I am looking into getting 2 micro mini bunnies but I can't find much info on them. 

Anyone know have one?

Thanks


----------



## Lil Miss (Dec 11, 2010)

there isnt actually any such breed, they are not BRC recognised and have no breed standard, they can be anything from tiny, inbred, minilops, to minilops x nethie, either way i would avoid them as no TRUE breeder will be breeding them, and they are likey to bring you nothing but problems and high vet bills


----------



## Reward (Oct 2, 2010)

Oh I see I didn't realise, so they are a version of the mini lop?

Thanks


----------



## frags (Feb 5, 2009)

Lil Miss said:


> there isnt actually any such breed, they are not BRC recognised and have no breed standard, they can be anything from tiny, inbred, minilops, to minilops x nethie, either way i would avoid them as no TRUE breeder will be breeding them, and they are likey to bring you nothing but problems and high vet bills


Agreed! Its nothing more than a money making sceme, like with all these 'designer dogs' 
Its not a breed at all, its a cross breed then bred on for a few generations.


----------



## niki87 (Nov 18, 2009)

Much as this disgusts me...I now owe an apology to my sister....cos she was sure at one point my auntie had two in her aviary...I corrected her saying they were just babies...didn't realise people actually bred them!! 

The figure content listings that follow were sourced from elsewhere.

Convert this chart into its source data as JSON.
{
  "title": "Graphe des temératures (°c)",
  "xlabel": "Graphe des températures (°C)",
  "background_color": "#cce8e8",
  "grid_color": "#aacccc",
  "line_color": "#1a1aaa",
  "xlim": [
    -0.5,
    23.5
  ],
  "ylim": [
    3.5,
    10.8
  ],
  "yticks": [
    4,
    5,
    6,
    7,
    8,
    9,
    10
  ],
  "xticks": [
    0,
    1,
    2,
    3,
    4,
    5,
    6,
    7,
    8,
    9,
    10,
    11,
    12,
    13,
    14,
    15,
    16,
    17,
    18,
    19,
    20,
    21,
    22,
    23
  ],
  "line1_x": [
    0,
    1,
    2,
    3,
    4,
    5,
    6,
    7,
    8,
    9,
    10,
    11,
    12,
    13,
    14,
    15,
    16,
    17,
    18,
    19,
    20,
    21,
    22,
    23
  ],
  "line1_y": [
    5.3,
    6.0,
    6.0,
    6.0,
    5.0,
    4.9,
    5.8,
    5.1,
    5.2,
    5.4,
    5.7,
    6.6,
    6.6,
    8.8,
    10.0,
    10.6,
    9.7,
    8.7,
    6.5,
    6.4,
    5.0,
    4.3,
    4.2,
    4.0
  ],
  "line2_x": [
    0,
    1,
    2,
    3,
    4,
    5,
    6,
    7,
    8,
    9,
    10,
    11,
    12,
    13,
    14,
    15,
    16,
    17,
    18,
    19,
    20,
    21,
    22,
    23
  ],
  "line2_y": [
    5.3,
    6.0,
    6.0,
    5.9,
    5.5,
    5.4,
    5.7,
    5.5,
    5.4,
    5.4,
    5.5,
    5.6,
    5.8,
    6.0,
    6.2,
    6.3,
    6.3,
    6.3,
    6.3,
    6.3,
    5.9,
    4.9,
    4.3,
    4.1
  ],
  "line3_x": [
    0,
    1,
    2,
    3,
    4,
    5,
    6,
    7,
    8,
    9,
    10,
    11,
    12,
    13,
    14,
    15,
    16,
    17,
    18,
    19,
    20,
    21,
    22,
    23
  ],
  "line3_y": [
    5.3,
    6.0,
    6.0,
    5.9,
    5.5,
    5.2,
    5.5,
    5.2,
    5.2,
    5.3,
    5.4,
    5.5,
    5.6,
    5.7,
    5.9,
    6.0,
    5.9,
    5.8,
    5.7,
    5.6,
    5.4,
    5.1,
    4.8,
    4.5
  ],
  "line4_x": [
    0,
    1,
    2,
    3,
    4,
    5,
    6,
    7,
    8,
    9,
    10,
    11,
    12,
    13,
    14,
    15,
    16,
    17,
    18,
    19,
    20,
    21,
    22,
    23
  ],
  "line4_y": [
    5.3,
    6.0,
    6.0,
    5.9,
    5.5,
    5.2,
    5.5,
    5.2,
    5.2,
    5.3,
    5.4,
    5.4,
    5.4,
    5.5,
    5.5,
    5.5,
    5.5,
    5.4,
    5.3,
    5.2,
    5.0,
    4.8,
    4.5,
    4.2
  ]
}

To the OP...if you want small bunnies you could look into Netherland dwarf rabbits as they are pretty small. xx


----------



## purple_x (Dec 29, 2010)

I agree with niki87, if you are after small rabbits then get netherland dwarfs. My mum has one and she is tiny, although she is only 15 weeks old so she may grow yet! She weighs in at 1lb 10oz!!


----------



## Reward (Oct 2, 2010)

I was told they were a bit nippy, so thought mini lop be next best!


----------



## frags (Feb 5, 2009)

Reward said:


> I was told they were a bit nippy, so thought mini lop be next best!


Can be known but not all  Mini lops have a good temprement


----------



## srhdufe (Feb 11, 2009)

frags said:


> Mini lops have a good temprement


Agreed

I have 2 mini lops. Both are friendly. Tho Blue can be grumpy sometimes if i do something he doesnt want me to (like move "his" toys or not give him din dins quick enough )
He doesnt like being picked up either. Doesnt mind a stroke, but only on his terms. I swear he thinks he's a moggy :lol:


----------



## crofty (May 2, 2008)

Ive had lovely minilops and nethies, never had a problem with either. Minilops tend to be maybe a little more affectionate, nethies are very active on average. I have minilop now who's an absolute sweety and they are gorgeous! Lots of little bunnies in rescues at the moment 

http://www.rabbitrehome.org.uk/moreinfo.asp?RabID=19151
http://www.rabbitrehome.org.uk/moreinfo.asp?RabID=22788
http://www.rabbitrehome.org.uk/moreinfo.asp?RabID=22556


----------